Twitter Plot Summary: Tom Hardy is a barman. He owns a dog. There are mobsters involved. People look tense.
Five Point Summary:
1. Tom Hardy, soft spoken.
2. Dog in a bin. Don’t worry – it’s not dead.
3. They really want their money back.
4. Stopped watch.
Tom Hardy is Bob, a quiet man who tends bar for his cousin Marv (James Gandolfini). As Hardy’s convenient opening voiceover points out, the bar is one of several in the area that is a front for mobsters wanting to move cash around. The bar is subject to a robbery from a pair of two-bit robbers which sets off the film’s events and the ire of the mobsters who want their money back.
Bob is a man of God, however despite visiting church regularly never take communion – for reasons that will become apparent. On walking home from the bar one night he comes across a dog in a bin, a dog that has been badly beaten. The bin belongs to Nadia (Noomi Rapace), and they start to develop a friendship of sorts around the dog. Matters become complicated when a man called Eric Deeds (Matthias Schoenhaerts) shows up claiming to own the dog, then appears again and again, even breaking into their houses just to make a point.
Despite the various strong performances this is clearly Tom Hardy’s film, playing it perfectly so that you’re certain Bob will snap at any moment, the calm outer facade liable to dissolve at any time. It’s a fantastic slow build towards a tense finale where the various plot strands intertwine very nicely, and that’s thanks to a great script from Dennis Lehane, adapting his own short story Animal Rescue.
A close second to Hardy is his dog Rocco, whose role is to act as a catalyst for certain elements of the plot rather than being central to it. Still, the relationship between Rocco and Bob is presented well and develops as time goes on, much as it does with Nadia. She’s a put-upon woman who has half managed to turn her life around but still finds it influenced by her past.
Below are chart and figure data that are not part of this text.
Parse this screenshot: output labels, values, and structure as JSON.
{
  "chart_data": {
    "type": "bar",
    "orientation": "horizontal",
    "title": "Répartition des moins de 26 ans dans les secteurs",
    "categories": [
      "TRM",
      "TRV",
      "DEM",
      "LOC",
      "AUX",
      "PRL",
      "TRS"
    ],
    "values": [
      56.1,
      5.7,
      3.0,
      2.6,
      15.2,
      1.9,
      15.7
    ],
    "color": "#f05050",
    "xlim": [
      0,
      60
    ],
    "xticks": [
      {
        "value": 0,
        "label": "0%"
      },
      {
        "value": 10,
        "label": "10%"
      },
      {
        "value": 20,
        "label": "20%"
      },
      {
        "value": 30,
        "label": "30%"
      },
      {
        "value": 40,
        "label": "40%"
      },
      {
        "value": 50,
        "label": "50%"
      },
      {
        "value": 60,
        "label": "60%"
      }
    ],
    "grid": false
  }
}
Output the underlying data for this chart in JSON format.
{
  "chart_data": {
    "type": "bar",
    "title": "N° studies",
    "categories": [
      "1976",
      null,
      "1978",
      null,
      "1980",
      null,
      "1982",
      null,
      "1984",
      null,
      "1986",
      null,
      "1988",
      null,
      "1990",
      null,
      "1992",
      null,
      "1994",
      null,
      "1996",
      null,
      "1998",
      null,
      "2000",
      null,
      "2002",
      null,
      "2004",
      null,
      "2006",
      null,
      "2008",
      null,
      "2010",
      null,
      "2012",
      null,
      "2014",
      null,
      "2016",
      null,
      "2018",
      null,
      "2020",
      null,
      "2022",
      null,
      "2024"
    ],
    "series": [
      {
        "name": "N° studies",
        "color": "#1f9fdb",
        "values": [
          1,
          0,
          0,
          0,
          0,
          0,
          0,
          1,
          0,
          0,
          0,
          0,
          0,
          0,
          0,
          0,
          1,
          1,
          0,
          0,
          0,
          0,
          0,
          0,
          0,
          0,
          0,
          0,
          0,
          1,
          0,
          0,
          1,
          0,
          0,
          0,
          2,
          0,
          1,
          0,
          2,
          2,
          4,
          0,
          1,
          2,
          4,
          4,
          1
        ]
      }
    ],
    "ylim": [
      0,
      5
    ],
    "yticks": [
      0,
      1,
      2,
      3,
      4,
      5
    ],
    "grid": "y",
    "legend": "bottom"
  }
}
John Ortiz is a local cop, Detective Torres, investigating the robbery, and who also happens to be a regular at Bob’s church. He sticks his nose into things throughout, gaining a drip feed of information alongside the audience and discovering that there is perhaps slightly more to events than anybody would like to admit to him. Torres always seems like he’s on the verge of cracking things wide open, however there’s never enough evidence for him to do so. Instead he’s an amiable presence, one who clearly knows what’s going down yet channels it into a passive-aggressive charm offensive.
The Drop is also notable for being the last movie to feature James Gandolfini who died in June 2013. As has always proved to be the case, he is a solid presence in The Drop, a man down on his luck and lamenting the fact he had to capitulate to Chechen mobsters ten years previously. He has great screen chemistry with Hardy, both of them communicating through body language more than dialogue – it’s what lies underneath, the subtext of their relationship being given context by their actions.
It’s fitting that Gandolfini’s last film happened to be one as strong as this. It doesn’t stray too far away from the bar in terms of the locations used, which creates a nicely intimate story that has wider stakes. It isn’t all that original, but the performances carry it alongside the gentle direction from Michael R Roskam.